Дружинин взял его обеими руками за худую шею и медленно, чувствуя все время тяжелое отвращение, задушил.
А в это время кухонная дверь уже трещала под ударами прикладов. Раздался грохот. Дверь рухнула. Мастерская наполнилась гулом голосов и стуком кованых сапог.
Дружинин выскочил из-за перегородки. Валентина стояла на коленях за прилавком и, вытянув руку, стреляла из пистолета в солдат жандармского легиона. Сжав рот и нагнув голову, Дружинин схватил низенькую табуретку за ножку, очень широко размахнулся и со страшной силой ударил кого-то по голове. Табуретка разлетелась на куски. Тогда Дружинин схватил с подоконника вазон с азалией и швырнул его в офицера, поднимавшего пистолет, но промахнулся: вазон ударился в стенку, черная мокрая земля поползла вниз по зеленым обоям.

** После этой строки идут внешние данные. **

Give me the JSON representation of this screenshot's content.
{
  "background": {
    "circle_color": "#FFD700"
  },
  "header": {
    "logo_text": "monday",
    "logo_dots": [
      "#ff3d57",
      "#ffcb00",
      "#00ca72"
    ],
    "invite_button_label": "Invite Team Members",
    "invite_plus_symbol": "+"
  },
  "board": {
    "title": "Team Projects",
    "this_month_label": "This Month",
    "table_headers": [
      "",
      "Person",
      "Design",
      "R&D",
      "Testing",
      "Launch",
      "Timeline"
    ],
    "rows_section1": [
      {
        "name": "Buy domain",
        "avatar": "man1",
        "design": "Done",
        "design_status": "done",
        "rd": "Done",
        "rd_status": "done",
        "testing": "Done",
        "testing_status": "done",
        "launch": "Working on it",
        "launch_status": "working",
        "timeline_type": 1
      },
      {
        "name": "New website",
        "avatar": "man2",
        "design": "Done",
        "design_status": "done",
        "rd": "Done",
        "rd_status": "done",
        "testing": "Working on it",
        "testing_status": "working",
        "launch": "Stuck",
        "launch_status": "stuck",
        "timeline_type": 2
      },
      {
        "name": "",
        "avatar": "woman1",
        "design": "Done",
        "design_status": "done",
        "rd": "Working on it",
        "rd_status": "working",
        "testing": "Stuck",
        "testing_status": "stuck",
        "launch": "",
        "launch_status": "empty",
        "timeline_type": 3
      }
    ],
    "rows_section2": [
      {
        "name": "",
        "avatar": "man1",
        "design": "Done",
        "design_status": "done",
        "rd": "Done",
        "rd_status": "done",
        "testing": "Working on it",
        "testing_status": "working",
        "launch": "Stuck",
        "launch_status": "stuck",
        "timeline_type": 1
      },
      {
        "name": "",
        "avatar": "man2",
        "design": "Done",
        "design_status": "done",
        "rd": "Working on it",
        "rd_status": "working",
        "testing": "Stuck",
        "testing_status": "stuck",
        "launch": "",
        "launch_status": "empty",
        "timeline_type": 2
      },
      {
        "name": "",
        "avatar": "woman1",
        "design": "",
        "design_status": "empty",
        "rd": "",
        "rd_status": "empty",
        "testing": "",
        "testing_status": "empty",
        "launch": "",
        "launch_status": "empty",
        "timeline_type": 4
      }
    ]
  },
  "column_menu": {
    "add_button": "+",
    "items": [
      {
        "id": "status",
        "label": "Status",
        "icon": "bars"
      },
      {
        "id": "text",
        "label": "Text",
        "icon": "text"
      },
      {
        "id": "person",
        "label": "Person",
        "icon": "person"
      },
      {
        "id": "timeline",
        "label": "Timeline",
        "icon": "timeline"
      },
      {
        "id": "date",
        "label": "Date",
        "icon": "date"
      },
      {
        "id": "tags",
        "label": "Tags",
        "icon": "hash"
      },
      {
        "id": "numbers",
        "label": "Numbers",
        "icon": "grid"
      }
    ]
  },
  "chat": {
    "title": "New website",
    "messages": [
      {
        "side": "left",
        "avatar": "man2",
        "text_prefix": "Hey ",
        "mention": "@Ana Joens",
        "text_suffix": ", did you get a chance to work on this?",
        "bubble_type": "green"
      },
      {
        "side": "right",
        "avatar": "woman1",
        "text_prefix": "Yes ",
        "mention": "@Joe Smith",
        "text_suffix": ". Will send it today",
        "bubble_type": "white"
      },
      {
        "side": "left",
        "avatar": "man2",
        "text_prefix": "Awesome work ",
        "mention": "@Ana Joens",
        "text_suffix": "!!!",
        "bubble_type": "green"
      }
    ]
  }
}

Кто-то дернул Дружинина за ногу. Но Дружинин удержался и успел схватить с подоконника тяжелую колодку с сапогом. Он прижался к стене и стал драться колодкой. Но в это время его ударили прикладом по голове, и последнее, что он увидел, было искаженное болью, плывущее лицо Валентины, которой выкручивали руки.
50. ЗА РОДИНУ!
Они шли по гранитной мостовой, неудобно держа перед собой стиснутые руки в немецких автоматических наручниках: впереди Дружинин, за ним Святослав и Валентина.
Только что им объявили смертный приговор, и теперь они возвращались из особняка, где происходил военно-полевой суд, во внутреннюю тюрьму гестапо.
До тюрьмы было совсем недалеко — большой серый дом наискосок через улицу. Там, в подвале, где раньше находился оптовый склад Укртекстильторга, теперь была устроена камера, происходили допросы, очные ставки, пытки, и оттуда в черных закрытых машинах или на военных грузовиках каждую ночь, перед рассветом, осужденных увозили на казнь.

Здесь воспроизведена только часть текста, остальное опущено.